Por medio, por la rueda de las cosas y los tiempos, nos desnudamos de los lastres de la tradición y nos quedamos en nada, sólo con la facha.
Hubo ocasiones en las que se sumaron amigos y compañeros de estudios, que un servidor tildaba de ultramontanos, aunque en realidad procedían de a tiro de piedra. Como fue el caso de Sergio e Hilario, que no tuvieron otra que comenzar la ‘santería’, de antemano y por su cuenta, faenándose una botella de anís en la mismísima puerta del Santuario, a la buena vista y severo juicio de mi tía Rafaela. ¡Qué desatinos! En otra situación, y no buen criterio, no tuvimos otra ocurrencia que ahogar el ‘cuatro latas’ de mi padre en Navarredonda después de menudear por el chozo de los panaderos. Por entonces, siendo el coche era una herramienta de trabajo, obligados a venir a pie y a toda prisa desde la Atalaya, armamos un trajín de dios que aún martillea en algún hueco de mi memoria.

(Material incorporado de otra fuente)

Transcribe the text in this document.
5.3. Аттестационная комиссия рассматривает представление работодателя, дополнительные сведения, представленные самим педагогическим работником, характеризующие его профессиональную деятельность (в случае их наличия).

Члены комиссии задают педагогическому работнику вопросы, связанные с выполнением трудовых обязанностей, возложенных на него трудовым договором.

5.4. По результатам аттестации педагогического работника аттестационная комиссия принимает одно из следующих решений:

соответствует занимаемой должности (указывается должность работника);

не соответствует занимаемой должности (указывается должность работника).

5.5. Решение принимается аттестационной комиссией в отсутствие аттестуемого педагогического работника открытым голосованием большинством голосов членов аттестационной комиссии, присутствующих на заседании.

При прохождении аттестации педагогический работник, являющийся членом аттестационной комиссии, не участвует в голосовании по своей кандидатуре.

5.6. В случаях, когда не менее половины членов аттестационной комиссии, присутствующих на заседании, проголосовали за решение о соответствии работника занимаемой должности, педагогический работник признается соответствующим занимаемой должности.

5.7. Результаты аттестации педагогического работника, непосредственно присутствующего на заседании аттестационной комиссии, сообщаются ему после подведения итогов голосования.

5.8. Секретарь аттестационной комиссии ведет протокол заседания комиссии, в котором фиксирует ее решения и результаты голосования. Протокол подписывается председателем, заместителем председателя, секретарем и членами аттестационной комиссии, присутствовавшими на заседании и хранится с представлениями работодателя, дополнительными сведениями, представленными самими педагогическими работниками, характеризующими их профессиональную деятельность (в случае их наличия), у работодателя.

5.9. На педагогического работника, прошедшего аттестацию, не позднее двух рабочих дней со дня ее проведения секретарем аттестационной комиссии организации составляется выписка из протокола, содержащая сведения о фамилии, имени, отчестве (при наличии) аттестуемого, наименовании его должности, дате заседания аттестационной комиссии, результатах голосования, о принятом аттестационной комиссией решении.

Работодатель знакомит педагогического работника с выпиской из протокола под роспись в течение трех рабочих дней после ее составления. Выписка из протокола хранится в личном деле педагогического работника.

Y en las cosas de abasto, cómo no recordar cuando nos avituallamos de mucho pan, algo de aceite y poca chicha. En materia grasa solamente llevamos dos pollos para asar, sin más aliño que nuestra mucha inexperiencia. Pan casi no faltó, pero en lo que respecta a las gallináceas, la primera la engulló la lumbre. Nada extraño, si consideramos que la parrilla que armamos era el espaldar de una vieja silla de madera. ¡Y qué contar del segundo! Siguiendo las trazas del precedente, nos lo hurtó un perro tan pulgoso, que no envidiaba calamidad alguna al mismísimo podenco de don Alonso Quijano. El bicho se lo tragó sin el mayor pudor.
En otra ocasión, con borrasca por medio y metidos en un enorme barrizal, hicimos de perdidos al río: medio chasis de la moto de Félix acabó en los asientos traseros de mi Simca…, y allí hubiera quedado por toda la eternidad de no haber enviado aquel endiablado, y blindado 1200, al desguace.
Pero un año en las que las vacantes fueron numerosas, por no faltar a las buenas costumbres, también porque mi primo Dioni y yo nos aferrábamos a un hierro ardiendo en estas cosas de montar un sarao, armamos la de Cristo a partes iguales con Atila. Andamos por media sierra como nómadas errantes y sin rumbo. De peña en peña, nos dio por dejarnos caer por esas sierras de dios en su ‘cuatro latas’, que por cierto era más fiable que el mencionado más arriba. Poca compañía llevamos. Una buena ristra de chorizos, mucho pan paterno, algunos litronas de la tiendecilla de Manuela y una doble e impenitente cinta de Egin, préstamo del Torreño, que no paró de sonar en el maltrecho radiocasete y nos dejó buena herencia: un verdadero desconcierto musical.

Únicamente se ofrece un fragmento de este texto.